There is a lot of investment in fiber, and water commitments from these different municipalities. Texas has the advantage of having its own grid. There’s no cap on the natural gas side of things in terms of power. They’re putting them up, unlike California or Illinois. I know Texas is committing to new power plants from a variety of sources. That’s a big bonus right now.
Also, with the water commitments for this new generation of hyperscaler, it’s like a pool: Fill it once and there’s no evaporation. The market is dictating there isn’t cheap water anymore. In Texas, Mexico and California, these are big barriers to being able to roll out the growth and accelerated buildout they need.
Carl Quesinberry: I think there’s a real opportunity for Mexico relative to this data center renaissance, particularly as behind the meter is becoming the way to go for power generation. It’s predominantly better in the U.S. than in Mexico. If you can control your own island and you’re not tethered to production, I see vast data center expansion in Mexico.
Peter Kroner: With the Avison Young U.S. Manufacturing Investment Tracker, we’re tracking all these investments since the OBBBA was launched. We’re tracking $3.4 trillion worth of manufacturing projects, new or expansions. There is a lot of it going into Texas, California and Arizona. We’re not seeing the spin dollar happen yet. But you need to pit different teams of incentives against each other. It’s about year into that process, so we expect more shovels in the dirt the second half of this year.
How will Otay Mesa East benefit an already surging Cali-Baja region?

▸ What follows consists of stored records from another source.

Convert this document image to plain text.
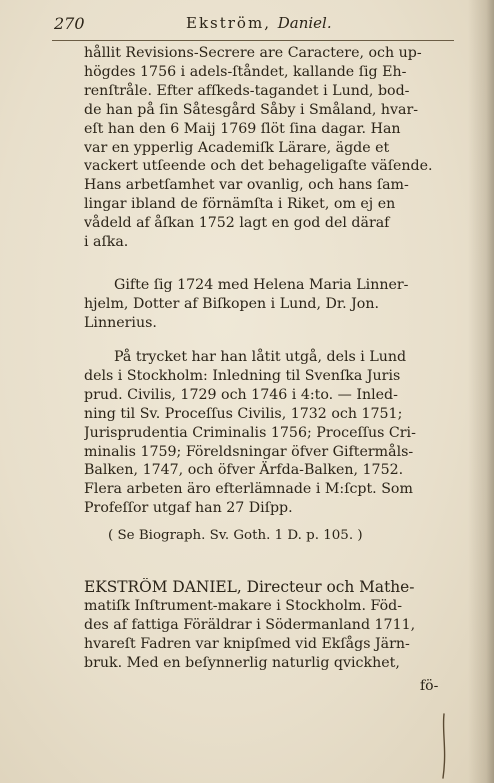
270	Ekström, Daniel.
hållit Revisions-Secrere are Caractere, och up-
högdes 1756 i adels-ſtåndet, kallande ſig Eh-
renſtråle. Efter afſkeds-tagandet i Lund, bod-
de han på ſin Såtesgård Såby i Småland, hvar-
eſt han den 6 Maij 1769 ſlöt ſina dagar. Han
var en ypperlig Academiſk Lärare, ägde et
vackert utſeende och det behageligaſte väſende.
Hans arbetſamhet var ovanlig, och hans ſam-
lingar ibland de förnämſta i Riket, om ej en
vådeld af åſkan 1752 lagt en god del däraf
i aſka.
Gifte ſig 1724 med Helena Maria Linner-
hjelm, Dotter af Biſkopen i Lund, Dr. Jon.
Linnerius.
På trycket har han låtit utgå, dels i Lund
dels i Stockholm: Inledning til Svenſka Juris
prud. Civilis, 1729 och 1746 i 4:to. — Inled-
ning til Sv. Proceſſus Civilis, 1732 och 1751;
Jurisprudentia Criminalis 1756; Proceſſus Cri-
minalis 1759; Föreldsningar öfver Giftermåls-
Balken, 1747, och öfver Ärfda-Balken, 1752.
Flera arbeten äro efterlämnade i M:ſcpt. Som
Profeſſor utgaf han 27 Diſpp.
( Se Biograph. Sv. Goth. 1 D. p. 105. )
EKSTRÖM DANIEL, Directeur och Mathe-
matiſk Inſtrument-makare i Stockholm. Föd-
des af fattiga Föräldrar i Södermanland 1711,
hvareſt Fadren var knipſmed vid Ekſågs Järn-
bruk. Med en beſynnerlig naturlig qvickhet,
fö-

Carl Quesinberry: If more growth is possible, more growth. I think energy will be the big limiter there, but maybe not. The technological advances they’ve made in that cross-border exchange I believe is the model, a blueprint of what can be, and how successful it can be, with an optimal exchange for flow of goods back and forth. I think it’s not prudent to continue to try to push throughput through really constrained chokepoints. I would propose scrapping and starting anew — keeping the throughput going but create a replacement thoroughfare. There are only two bridges in all of the cross-border corridor that can handle hazardous goods. That’s just mind-blowing to me.
Which of the six border markets demonstrate the strongest alignment in terms of cross-border collaboration between counties and cities on the U.S. side and Mexico side? Share a project-based example of such collaboration that you’ve observed firsthand.
Carl Quesinberry: There’s an automotive steel plate punching manufacturer on this side, while on that side the labor arbitrage isn’t nearly as robust as it once was. Depending on where you are in Mexico, your energy prices can be higher than other places in the U.S. Vertical integration of the supply chain came into play. We bifurcated operations mostly because of environmental regulations being less stringent than the other. That was Monterrey-Laredo. Again, these are 20- to 40-year life cycle costs with significant capex on the front end. So these policy decisions become even more crucial in being stable, putting that element of unknown into the equation and solving for that risk premium.
The calculus is that the saber rattling is probably over relative to trade conversations and things will settle down even more so. A higher degree of predictability will happen. The American consumer is what every company wants to solve for. Given energy, labor costs and the drive toward automation, it pencils out standing up new operations in Mexico or the U.S. to serve the market.